Читать «Колесо племени майя» онлайн - страница 2

Александр Дорофеев

Жрец поднял руки к солнцу и возопил отчаянно на древнем наречии народа майя:

– Эй! Остановись!

Он умел ускорять и замедлять время, но вдруг спохватился, раскаявшись в своих словах. Далеко высунул язык и проткнул в наказание острым шипом кактуса.

День Преображения

Ик

Прошедшей ночью во время жестокого шторма испанская каравелла налетела на рифы.

Острый коралловый гребень, подобный драконьему, с ужасающим треском, слившимся с ударами грома и ревом ветра, вспорол деревянное днище.

Беспомощный, будто бабочка на булавке, корабль разваливался, избиваемый волнами.

Трюм наполнился водой. Высокие надстройки на корме приподнялись и, сметая все, устремились по палубе к носу. Одна за другой рухнули четыре мачты.

Белая пена клокотала вокруг, поглощая людей, криков которых не было слышно. И поэтому, несмотря на грохот бури, казалось, что нависла страшная тишина.

И время вроде бы замерло. Или, скорее, настолько растянулось, что вот-вот должно было, словно канат, лопнуть – прерваться навсегда.

Почти для всей команды, включая капитана, так оно и случилось. Навеки они упокоились среди обломков каравеллы, у подножия рифов, 18 августа 1511 года от рождества Христова, как раз накануне праздника Преображения Господнего.

Однако два человека очнулись ранним утром в лодке.

Одного звали Гереро, другого – Агила.

Ну, кому как не им суждено было выжить в кораблекрушении! С такими-то именами, Гереро и Агила, которые означают в переводе с испанского – Воин и Орел!

Впрочем, они еще ничего не понимали – что произошло? где? почему? – настолько все преобразилось.

Молчаливо оглядывались, щурились, потягивались. Даже позевывали.

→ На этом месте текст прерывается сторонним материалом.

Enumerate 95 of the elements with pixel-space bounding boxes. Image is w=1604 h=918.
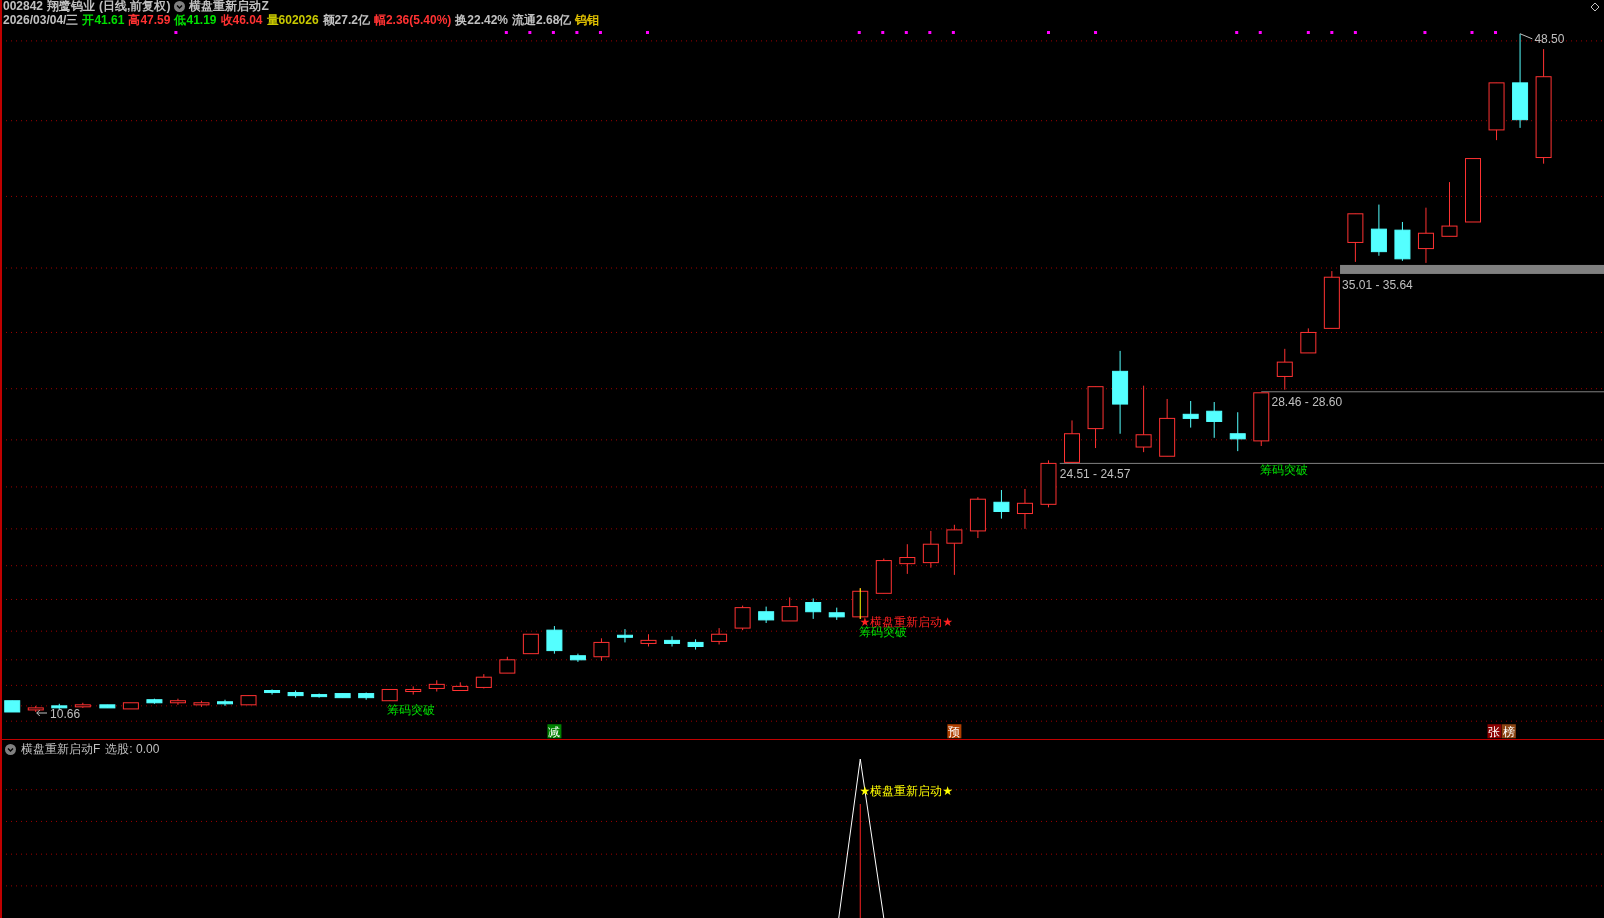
- candlestick: [993, 489, 1010, 520]
- candlestick: [1253, 392, 1270, 447]
- indicator-title[interactable]: 横盘重新启动F: [21, 740, 101, 758]
- candlestick: [664, 635, 681, 647]
- candlestick: [593, 637, 610, 662]
- candlestick: [27, 705, 44, 713]
- candlestick: [1229, 411, 1246, 452]
- quote-value: 额27.2亿: [322, 14, 370, 27]
- candlestick: [217, 699, 233, 707]
- candlestick: [1135, 385, 1152, 453]
- quote-value: 量602026: [266, 14, 319, 27]
- candlestick: [1465, 158, 1481, 223]
- candlestick: [875, 558, 892, 594]
- candlestick: [1347, 213, 1364, 263]
- candlestick: [546, 625, 563, 655]
- candlestick: [358, 692, 375, 701]
- candlestick: [146, 698, 163, 705]
- quote-value: 低41.19: [174, 14, 217, 27]
- leader-line: [1519, 33, 1533, 40]
- candlestick: [1370, 204, 1387, 257]
- dropdown-icon[interactable]: [5, 743, 16, 755]
- candlestick: [381, 688, 398, 702]
- quote-value: 2026/03/04/三: [3, 14, 79, 27]
- candlestick: [899, 543, 916, 575]
- signal-label: 筹码突破: [1259, 462, 1308, 477]
- quote-value: 高47.59: [128, 14, 171, 27]
- indicator-reading: 选股: 0.00: [105, 740, 160, 758]
- candlestick: [969, 496, 986, 539]
- candlestick: [1323, 270, 1340, 329]
- indicator-name[interactable]: 横盘重新启动Z: [189, 0, 269, 13]
- candlestick: [828, 607, 845, 621]
- price-range-label: 28.46 - 28.60: [1271, 395, 1343, 410]
- diamond-icon[interactable]: [1590, 1, 1600, 12]
- low-price-label: 10.66: [50, 707, 81, 722]
- candlestick: [475, 673, 492, 689]
- candlestick: [74, 702, 91, 709]
- candlestick: [428, 679, 445, 692]
- candlestick: [51, 703, 68, 710]
- candlestick: [640, 633, 657, 647]
- candlestick: [711, 627, 728, 645]
- arrow-icon: [36, 709, 48, 717]
- quote-value: 开41.61: [82, 14, 125, 27]
- quote-value: 收46.04: [220, 14, 263, 27]
- candlestick: [499, 656, 516, 674]
- candlestick: [922, 530, 939, 569]
- candlestick: [1206, 401, 1223, 439]
- candlestick: [193, 700, 210, 708]
- candlestick: [1417, 207, 1434, 264]
- candlestick: [240, 695, 257, 706]
- candlestick: [405, 685, 422, 696]
- quote-value: 幅2.36(5.40%): [373, 14, 452, 27]
- stock-name: 翔鹭钨业: [47, 0, 96, 13]
- candlestick: [452, 681, 469, 691]
- candlestick: [99, 704, 116, 709]
- candlestick: [311, 693, 328, 699]
- signal-badge: 张: [1487, 724, 1502, 739]
- candlestick: [734, 605, 751, 631]
- price-range-label: 35.01 - 35.64: [1342, 278, 1413, 293]
- period-label: (日线,前复权): [99, 0, 171, 13]
- quote-value: 流通2.68亿: [512, 14, 572, 27]
- candlestick: [169, 698, 186, 706]
- candlestick: [1300, 327, 1317, 354]
- stock-code: 002842: [3, 0, 44, 13]
- quote-value: 钨钼: [575, 14, 600, 27]
- candlestick: [1488, 82, 1505, 141]
- candlestick: [1016, 488, 1033, 530]
- candlestick: [1441, 181, 1458, 237]
- signal-badge: 榜: [1501, 724, 1516, 739]
- candlestick: [569, 653, 586, 663]
- candlestick: [781, 596, 798, 622]
- signal-label: 筹码突破: [387, 703, 436, 718]
- signal-badge: 预: [947, 724, 962, 739]
- candlestick: [334, 693, 351, 699]
- candlestick: [758, 606, 775, 624]
- candlestick: [946, 524, 963, 576]
- dropdown-icon[interactable]: [174, 1, 186, 12]
- candlestick: [522, 633, 539, 655]
- candlestick: [617, 628, 633, 643]
- candlestick: [1159, 398, 1176, 457]
- candlestick: [287, 690, 304, 699]
- high-price-label: 48.50: [1534, 31, 1565, 46]
- candlestick: [122, 702, 139, 710]
- candlestick: [1276, 348, 1293, 391]
- candlestick: [1182, 400, 1199, 429]
- candlestick: [687, 638, 704, 651]
- candlestick: [1040, 459, 1057, 508]
- candlestick: [805, 597, 822, 620]
- candlestick: [1394, 221, 1411, 262]
- quote-value: 换22.42%: [455, 14, 508, 27]
- candlestick: [1087, 386, 1104, 449]
- signal-badge: 减: [547, 724, 562, 739]
- candlestick: [264, 688, 281, 696]
- price-range-label: 24.51 - 24.57: [1059, 466, 1131, 481]
- candlestick: [1064, 419, 1080, 463]
- candlestick: [4, 700, 21, 713]
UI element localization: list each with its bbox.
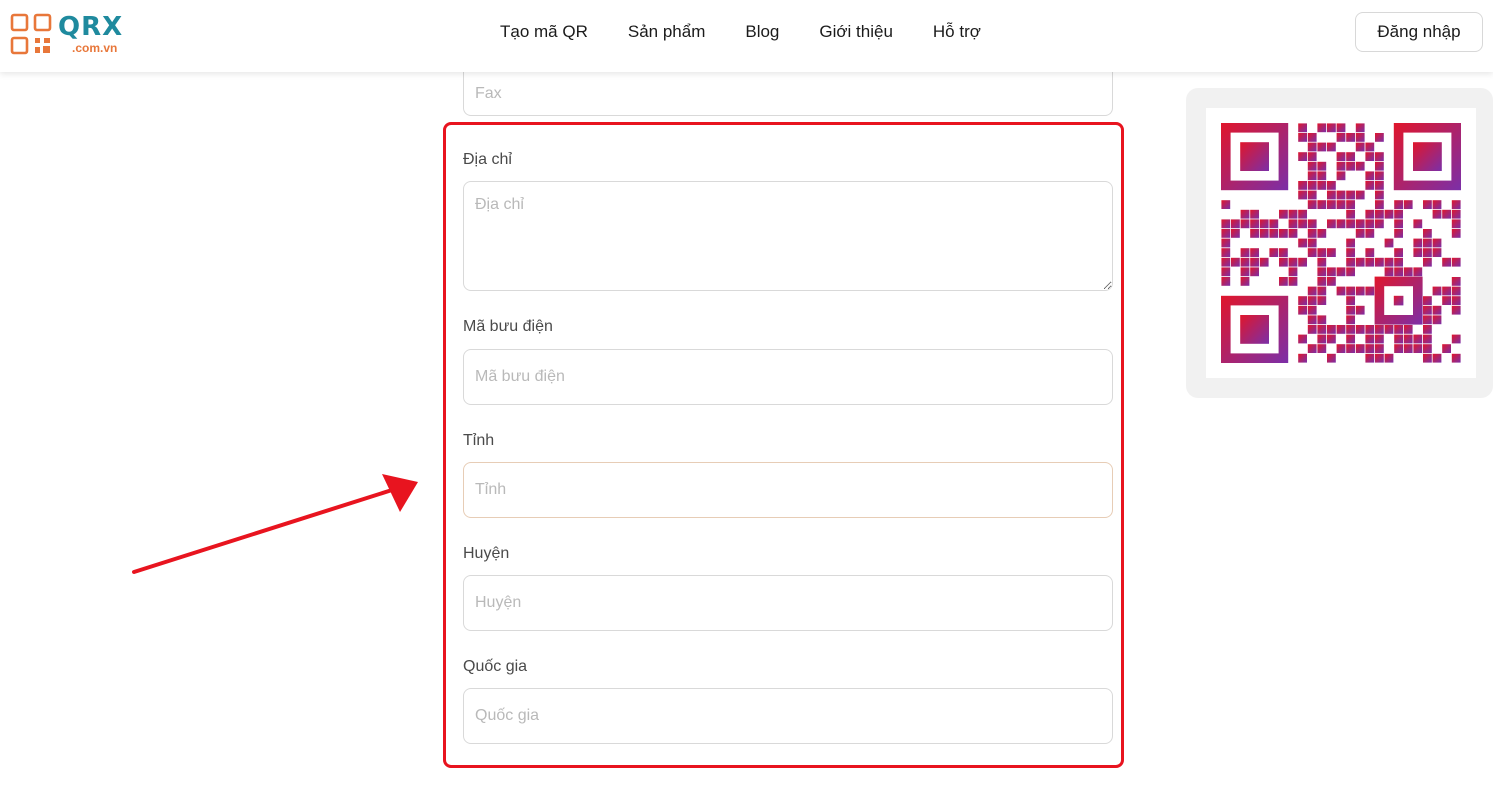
nav-link-blog[interactable]: Blog xyxy=(745,22,779,42)
site-logo[interactable]: QRX .com.vn xyxy=(10,12,123,56)
nav-link-create-qr[interactable]: Tạo mã QR xyxy=(500,22,588,42)
address-label: Địa chỉ xyxy=(463,151,512,168)
login-button[interactable]: Đăng nhập xyxy=(1355,12,1483,52)
postal-code-label: Mã bưu điện xyxy=(463,318,553,335)
logo-text: QRX .com.vn xyxy=(58,14,123,54)
qr-code-icon xyxy=(1221,123,1461,363)
district-label: Huyện xyxy=(463,545,510,562)
qr-logo-icon xyxy=(10,13,52,55)
qr-preview-card xyxy=(1206,108,1476,378)
address-textarea[interactable] xyxy=(463,181,1113,291)
country-input[interactable] xyxy=(463,688,1113,744)
province-label: Tỉnh xyxy=(463,432,495,449)
province-input[interactable] xyxy=(463,462,1113,518)
district-input[interactable] xyxy=(463,575,1113,631)
nav-link-products[interactable]: Sản phẩm xyxy=(628,22,706,42)
red-arrow-icon xyxy=(132,474,418,574)
nav-link-support[interactable]: Hỗ trợ xyxy=(933,22,981,42)
logo-word: QRX xyxy=(58,12,124,42)
main-nav: Tạo mã QR Sản phẩm Blog Giới thiệu Hỗ tr… xyxy=(500,22,1021,42)
nav-link-about[interactable]: Giới thiệu xyxy=(819,22,893,42)
logo-domain: .com.vn xyxy=(72,41,118,55)
postal-code-input[interactable] xyxy=(463,349,1113,405)
navbar: QRX .com.vn Tạo mã QR Sản phẩm Blog Giới… xyxy=(0,0,1493,72)
country-label: Quốc gia xyxy=(463,658,528,675)
qr-preview-panel xyxy=(1186,88,1493,398)
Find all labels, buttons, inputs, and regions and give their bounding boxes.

Восходило ясное мягкое солнце, и бирюзовое море тихо лепетало за бортом, вроде бы извиняясь за вчерашний скандал.

Лишь обрывки паруса, свисавшие с мачты, да вода в пять ладоней по дну лодки напоминали о шторме.

Агила приподнялся, и тут же что-то живое прытко охватило его ладонь, словно в рукопожатии. Он покосился вниз и увидел на дне под боком небольшую пурпурную физиономию, смотревшую разумным, но усталым глазом.

Это был осьминог-подросток, – не более метра в длину, если считать со всеми ногами. Заброшенный в лодку штормовой волной, он тоже не мог сообразить, где это вдруг очутился.

Выхватив из-за голенища нож-наваху, Агила хотел было отрубить щупальца, обвившие руку, и вышвырнуть осьминога за борт.

– Эй! – хрипло крикнул Гереро. – Остановись!

И это были первые слова, прозвучавшие над морем в тот тишайший день Преображения.

Возможно, слышимость в те времена была немыслимая. Или голос Гереро имел особенную легкость и летучесть. А может быть, все дело в чуткости уха жреца.

Как бы то ни было, но в пятидесяти милях к западу от одинокой лодки человек в птичьей маске, встречавший солнце в храме на вершине белокаменной пирамиды, услышал их и вздрогнул.

А через какое-то время и Гереро с Агилой и даже осьминог встрепенулись в лодке – вопль жреца пронесся над ними, как дальний раскат грома.